For those who are not already aware, recent rumblings on Twitter have caused many in the gaming community to go into a frenzy. Although many sources have already covered the event in greater detail, we’ll give you a quick summary to catch you up to speed:

A streamer contacted an Arenanet employee and quest writer with an open suggestion about how to improve on the diversity of a certain set of interactions in Guild Wars II. In response, the employee attacked the streamer, tweeting the following: “Today in being a female game dev: ‘Allow me–a person who does not work with you–explain to you how to do your job'”.

A few minutes later, the same employee tweeted the following: “like, the next rando asshat who attempts to explain the concept of branching dialogue to me–as if, you know, having worked in game narrative for a fucking DECADE, I have never heard of it–is getting instablocked. PSA.”

The streamer replied to the attack by emphasizing that he meant no offense or aggression by his statement, and the employee retorted by accusing him of sexism and targeting her because she was a female employee. Another male employee at Arenanet entered the conversation, defending his fellow employee, and stating that perhaps his co-worker’s aggression comes from stress about being lamented about the quality of her work on a personal Twitter account, something she does not want to be connected with her life as an employee.

Later, Arenanet responded by firing the two employees involved in the discussion for inappropriate engagement with the community.

This whole incident has kicked up quite a bit of dust for gamers everywhere, with people on both sides: Some believe that Arenanet ‘folded too easily’ and have given the community too much power over the development team; If, they argue, this incident is to be used as an example or Arenanet policy, the community can do whatever they want to Arenanet employees, and Arenanet employees can’t do anything in return because they know they might lose their jobs. Others believe the response by Arenanet was justified for an unnecessarily violent and cruel response to a fan who simply wanted to offer critique on a game he enjoyed.

Still others bash the firings because the employees were off the clock when they made the statements they made, and were not divulging inside information or doing anything against the company. They were simply expressing themselves on their personal social media accounts, and some believe that this should not lead to their employers taking action against them.

The International Game Developers Association (IGDA) issued a statement in the form of a blog post by IGDA member John McLean regarding the recent indecent.
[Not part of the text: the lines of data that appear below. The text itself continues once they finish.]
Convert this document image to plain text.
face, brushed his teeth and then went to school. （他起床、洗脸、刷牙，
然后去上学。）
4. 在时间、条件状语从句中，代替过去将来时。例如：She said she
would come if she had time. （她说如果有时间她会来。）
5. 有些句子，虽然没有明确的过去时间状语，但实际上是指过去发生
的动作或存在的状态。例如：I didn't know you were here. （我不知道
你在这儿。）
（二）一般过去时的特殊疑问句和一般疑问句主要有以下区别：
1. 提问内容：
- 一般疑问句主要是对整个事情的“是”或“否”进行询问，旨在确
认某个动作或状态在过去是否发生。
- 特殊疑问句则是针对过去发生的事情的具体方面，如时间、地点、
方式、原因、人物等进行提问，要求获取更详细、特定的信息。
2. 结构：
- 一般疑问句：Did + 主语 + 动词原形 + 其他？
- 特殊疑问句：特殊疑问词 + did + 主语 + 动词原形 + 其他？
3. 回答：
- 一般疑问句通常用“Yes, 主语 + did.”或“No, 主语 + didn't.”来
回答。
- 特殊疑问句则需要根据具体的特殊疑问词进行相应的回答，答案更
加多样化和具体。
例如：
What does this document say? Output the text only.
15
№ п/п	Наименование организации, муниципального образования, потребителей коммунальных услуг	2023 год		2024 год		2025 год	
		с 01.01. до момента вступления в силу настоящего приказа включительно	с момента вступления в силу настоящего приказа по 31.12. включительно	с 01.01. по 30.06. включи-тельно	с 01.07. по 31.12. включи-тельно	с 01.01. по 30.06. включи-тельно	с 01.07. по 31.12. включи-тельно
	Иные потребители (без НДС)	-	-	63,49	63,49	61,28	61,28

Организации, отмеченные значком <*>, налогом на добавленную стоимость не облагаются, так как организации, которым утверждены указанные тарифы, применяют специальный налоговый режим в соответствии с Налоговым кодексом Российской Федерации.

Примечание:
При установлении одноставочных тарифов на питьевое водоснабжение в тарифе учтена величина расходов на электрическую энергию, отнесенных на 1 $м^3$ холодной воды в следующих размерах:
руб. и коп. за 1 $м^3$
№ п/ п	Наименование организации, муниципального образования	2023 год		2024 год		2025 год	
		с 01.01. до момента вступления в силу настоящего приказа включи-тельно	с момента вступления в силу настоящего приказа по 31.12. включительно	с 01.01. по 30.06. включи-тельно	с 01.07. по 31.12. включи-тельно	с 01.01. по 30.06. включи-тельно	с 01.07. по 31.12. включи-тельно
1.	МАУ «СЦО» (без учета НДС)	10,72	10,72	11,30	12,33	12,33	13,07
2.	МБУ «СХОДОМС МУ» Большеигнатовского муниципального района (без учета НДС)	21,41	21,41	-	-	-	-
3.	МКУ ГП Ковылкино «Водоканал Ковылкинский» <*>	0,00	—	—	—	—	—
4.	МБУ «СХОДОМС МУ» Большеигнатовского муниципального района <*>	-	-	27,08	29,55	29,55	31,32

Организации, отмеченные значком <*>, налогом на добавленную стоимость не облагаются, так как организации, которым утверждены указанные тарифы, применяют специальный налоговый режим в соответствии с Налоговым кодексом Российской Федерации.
In the blog post, McLean encourages developers and companies to be more open and clear about their requirements for proper engagement with fans.

“without clear information from an employer on social media use, interacting with people as a game developer can jeopardize someone’s job and career, and even their personal safety. The IGDA strongly encourages its members, both as individuals and as studios and partners, to clarify the guidelines and expectations around social media use, both in professional and personal accounts.”

-John McLean

John’s statements seem to concur with some of the statements mentioned by the first group of aforementioned individuals, specifically, the group of fans who now believe that they now hold Arenanet and all their employees on the ropes because this incident shows what will happen if employees fight back. In his statements of how he believes company guidelines for fan interactions should be laid out, he includes a section for how, in the eyes of a company, it is appropriate for employees to defend themselves against internet attack mobs.

This is a question that has been the talk of many concerned community members following the Arenanet events, and hopefully will be addressed soon by many different companies in greater detail.